In his first nine years of school, Michael Oher was enrolled in 11 different institutions, and that included a gap of 18 months, around age 10, when he apparently did not attend school at all. Either that or the public schools were so indifferent to his presence that they neglected to register it formally. Not that Oher actually showed up at the schools where he was enrolled. Even when he received credit for attending, he was sensationally absent: 46 days of a single term of his first-grade year, for instance. His first first-grade year, that is; Michael Oher repeated first grade. He repeated second grade, too. And yet the school system presented these early years as the most accomplished of his academic career. They claimed that right through the fourth grade he was performing at “grade level.” How could they know when, according to these transcripts, he hadn’t even attended the third grade?

Simpson, who had spent 30-plus years in area public schools, including 29 in Memphis, knew what everyone who had even a brief brush with the Memphis public schools knew: they passed kids up to the next grade because they found it too much trouble to flunk them. They functioned as an assembly line churning out products never meant to be market-tested. At several schools, Michael Oher had been given F’s in reading his first term and C’s the second term, which allowed him to finish the school year with D’s — they were giving him grades just to get rid of him. And get rid of him they did: seldom did the child return to the school that passed him. The year before Simpson got his file, Michael Oher passed ninth grade at a high school called Westwood. According to his transcripts, he missed 50 days of school that year. Fifty days! At Briarcrest, the rule was that if a student misses 15 days of any class, he has to repeat the class no matter his grade. And yet Westwood had given Michael Oher just enough D’s to move him along. Even when you threw in the B in world geography, clearly a gift from the Westwood basketball coach who taught the class, the grade-point average the student would bring with him to Briarcrest began with a zero: 0.6.

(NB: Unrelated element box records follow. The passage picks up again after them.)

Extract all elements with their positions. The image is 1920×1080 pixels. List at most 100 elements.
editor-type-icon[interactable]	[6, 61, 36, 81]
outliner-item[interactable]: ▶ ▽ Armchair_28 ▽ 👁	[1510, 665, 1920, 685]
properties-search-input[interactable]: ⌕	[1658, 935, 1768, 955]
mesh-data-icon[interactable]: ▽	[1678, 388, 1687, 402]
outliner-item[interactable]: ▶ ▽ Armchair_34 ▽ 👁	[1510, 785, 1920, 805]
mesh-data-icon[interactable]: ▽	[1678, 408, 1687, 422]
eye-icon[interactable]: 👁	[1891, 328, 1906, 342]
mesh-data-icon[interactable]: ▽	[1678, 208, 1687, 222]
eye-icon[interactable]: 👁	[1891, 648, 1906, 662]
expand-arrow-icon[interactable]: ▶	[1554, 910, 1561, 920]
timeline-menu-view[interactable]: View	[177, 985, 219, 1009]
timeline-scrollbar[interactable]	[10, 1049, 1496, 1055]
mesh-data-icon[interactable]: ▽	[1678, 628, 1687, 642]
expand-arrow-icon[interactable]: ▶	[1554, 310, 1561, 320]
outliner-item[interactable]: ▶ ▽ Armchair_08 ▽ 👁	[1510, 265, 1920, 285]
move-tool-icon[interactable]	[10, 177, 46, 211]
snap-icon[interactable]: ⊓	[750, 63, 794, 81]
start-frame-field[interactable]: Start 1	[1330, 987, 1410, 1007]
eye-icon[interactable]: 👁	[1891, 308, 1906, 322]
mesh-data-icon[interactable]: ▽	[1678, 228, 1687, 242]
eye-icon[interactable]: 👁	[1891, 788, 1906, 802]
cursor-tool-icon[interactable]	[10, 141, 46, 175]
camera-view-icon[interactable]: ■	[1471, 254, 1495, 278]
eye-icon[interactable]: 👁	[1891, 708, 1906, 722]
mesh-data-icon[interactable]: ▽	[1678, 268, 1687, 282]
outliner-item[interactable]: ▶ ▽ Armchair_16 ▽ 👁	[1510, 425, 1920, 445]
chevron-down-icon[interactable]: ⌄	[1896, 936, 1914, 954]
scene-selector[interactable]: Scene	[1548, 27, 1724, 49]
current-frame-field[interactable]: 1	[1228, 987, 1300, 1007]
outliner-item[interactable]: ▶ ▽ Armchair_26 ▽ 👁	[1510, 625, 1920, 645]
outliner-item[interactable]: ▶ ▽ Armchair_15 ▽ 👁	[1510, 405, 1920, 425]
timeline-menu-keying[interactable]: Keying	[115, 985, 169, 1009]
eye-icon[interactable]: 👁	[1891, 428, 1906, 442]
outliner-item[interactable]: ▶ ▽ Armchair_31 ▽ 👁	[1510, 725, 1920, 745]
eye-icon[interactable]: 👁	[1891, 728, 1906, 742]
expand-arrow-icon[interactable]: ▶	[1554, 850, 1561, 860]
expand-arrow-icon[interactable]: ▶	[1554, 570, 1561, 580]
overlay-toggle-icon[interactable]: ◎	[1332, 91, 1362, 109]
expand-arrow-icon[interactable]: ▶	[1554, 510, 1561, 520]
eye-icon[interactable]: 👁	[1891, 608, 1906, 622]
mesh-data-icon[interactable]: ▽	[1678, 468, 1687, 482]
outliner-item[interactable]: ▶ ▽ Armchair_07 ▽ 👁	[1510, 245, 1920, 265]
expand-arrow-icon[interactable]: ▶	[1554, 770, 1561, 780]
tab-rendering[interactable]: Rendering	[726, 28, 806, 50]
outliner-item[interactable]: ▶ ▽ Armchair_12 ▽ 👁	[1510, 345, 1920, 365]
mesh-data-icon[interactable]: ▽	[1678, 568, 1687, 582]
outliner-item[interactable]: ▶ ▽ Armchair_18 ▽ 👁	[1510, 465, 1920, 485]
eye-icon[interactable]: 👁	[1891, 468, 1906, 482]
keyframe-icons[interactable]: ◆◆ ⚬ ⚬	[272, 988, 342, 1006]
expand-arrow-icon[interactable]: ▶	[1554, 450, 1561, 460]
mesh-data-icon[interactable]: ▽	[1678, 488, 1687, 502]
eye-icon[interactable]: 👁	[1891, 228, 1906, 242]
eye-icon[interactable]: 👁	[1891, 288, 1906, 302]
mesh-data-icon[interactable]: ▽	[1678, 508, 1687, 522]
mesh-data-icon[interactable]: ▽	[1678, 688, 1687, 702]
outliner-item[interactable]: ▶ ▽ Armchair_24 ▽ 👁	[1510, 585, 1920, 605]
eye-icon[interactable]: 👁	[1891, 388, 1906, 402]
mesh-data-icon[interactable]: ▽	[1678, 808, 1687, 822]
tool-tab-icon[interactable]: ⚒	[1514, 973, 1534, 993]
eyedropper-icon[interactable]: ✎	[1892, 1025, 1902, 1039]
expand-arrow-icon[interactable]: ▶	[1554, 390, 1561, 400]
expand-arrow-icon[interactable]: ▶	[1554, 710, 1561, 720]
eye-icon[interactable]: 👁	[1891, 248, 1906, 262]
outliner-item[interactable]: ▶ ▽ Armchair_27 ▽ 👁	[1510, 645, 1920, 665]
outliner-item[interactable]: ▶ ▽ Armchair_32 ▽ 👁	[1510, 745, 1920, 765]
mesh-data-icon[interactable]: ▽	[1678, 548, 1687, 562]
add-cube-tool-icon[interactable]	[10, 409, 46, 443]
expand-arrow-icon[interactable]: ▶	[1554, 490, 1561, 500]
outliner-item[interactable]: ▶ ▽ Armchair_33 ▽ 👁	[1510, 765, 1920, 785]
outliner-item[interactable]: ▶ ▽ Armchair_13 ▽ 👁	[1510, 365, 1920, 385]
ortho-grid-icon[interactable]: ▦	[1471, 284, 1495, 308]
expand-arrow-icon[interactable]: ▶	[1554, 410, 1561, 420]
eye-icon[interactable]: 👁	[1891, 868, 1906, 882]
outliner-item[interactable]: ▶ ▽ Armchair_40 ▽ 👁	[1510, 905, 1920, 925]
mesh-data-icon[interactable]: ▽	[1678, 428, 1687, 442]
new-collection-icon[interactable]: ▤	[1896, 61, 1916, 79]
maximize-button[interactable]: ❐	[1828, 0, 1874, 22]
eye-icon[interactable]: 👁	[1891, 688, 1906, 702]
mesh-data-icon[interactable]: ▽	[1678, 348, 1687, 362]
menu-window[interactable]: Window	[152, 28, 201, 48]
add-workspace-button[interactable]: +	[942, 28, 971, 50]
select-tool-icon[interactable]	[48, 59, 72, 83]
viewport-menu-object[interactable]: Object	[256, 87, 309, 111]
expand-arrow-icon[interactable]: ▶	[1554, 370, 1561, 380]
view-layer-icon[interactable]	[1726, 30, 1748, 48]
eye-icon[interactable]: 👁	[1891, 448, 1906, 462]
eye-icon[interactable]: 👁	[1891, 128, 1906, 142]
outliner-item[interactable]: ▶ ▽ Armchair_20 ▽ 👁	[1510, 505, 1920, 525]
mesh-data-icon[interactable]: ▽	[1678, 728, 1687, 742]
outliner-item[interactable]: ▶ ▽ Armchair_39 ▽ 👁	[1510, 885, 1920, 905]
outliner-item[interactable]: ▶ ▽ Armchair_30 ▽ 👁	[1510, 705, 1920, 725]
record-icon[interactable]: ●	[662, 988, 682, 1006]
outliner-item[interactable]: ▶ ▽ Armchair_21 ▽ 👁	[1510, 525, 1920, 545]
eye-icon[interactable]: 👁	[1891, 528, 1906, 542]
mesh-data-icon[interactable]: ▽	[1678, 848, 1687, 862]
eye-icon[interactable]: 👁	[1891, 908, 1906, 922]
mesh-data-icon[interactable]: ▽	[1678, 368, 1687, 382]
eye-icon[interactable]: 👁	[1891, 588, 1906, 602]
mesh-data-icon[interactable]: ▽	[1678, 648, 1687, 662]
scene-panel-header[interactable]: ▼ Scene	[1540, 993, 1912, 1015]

If there was a less promising academic record, Simpson hadn’t seen it. Simpson guessed, rightly, that the Briarcrest Christian School hadn’t seen anything like Michael Oher either. Simpson and others in the Briarcrest community would eventually learn that Michael’s father had been shot and killed and tossed off a bridge, that his mother was addicted to crack cocaine and that his life experience was so narrow that he might as well have spent his first 16 years inside a closet. And yet here was his application, in the summer of 2002, courtesy of the Briarcrest football coach, Hugh Freeze, who offered with it this wildly implausible story: Big Mike, as he was called, was essentially homeless and so had made an art of sleeping on whatever floor the ghetto would provide for him. He crashed for a stretch on the floor of an inner-city character named Tony Henderson, who at nearly 400 pounds himself was known simply as Big Tony. Big Tony’s mom had died and as her dying wish asked Tony to enroll his son Steven Payne at a “Christian school.” Big Tony had figured that as long as he was taking Steven, he might as well take Big Mike, too.

A school took this boy in. So did a family. And with a lot of hard work and determination, they helped this young man overcome a bad start and make it to college.

And, incidentally, become an All-American football player.

I hope that one day we get this young man on our team down here in Houston. Not just because I believe he will help the Texans out with his talent.

But because I believe he will be an asset to our community, and an inspiration to my students.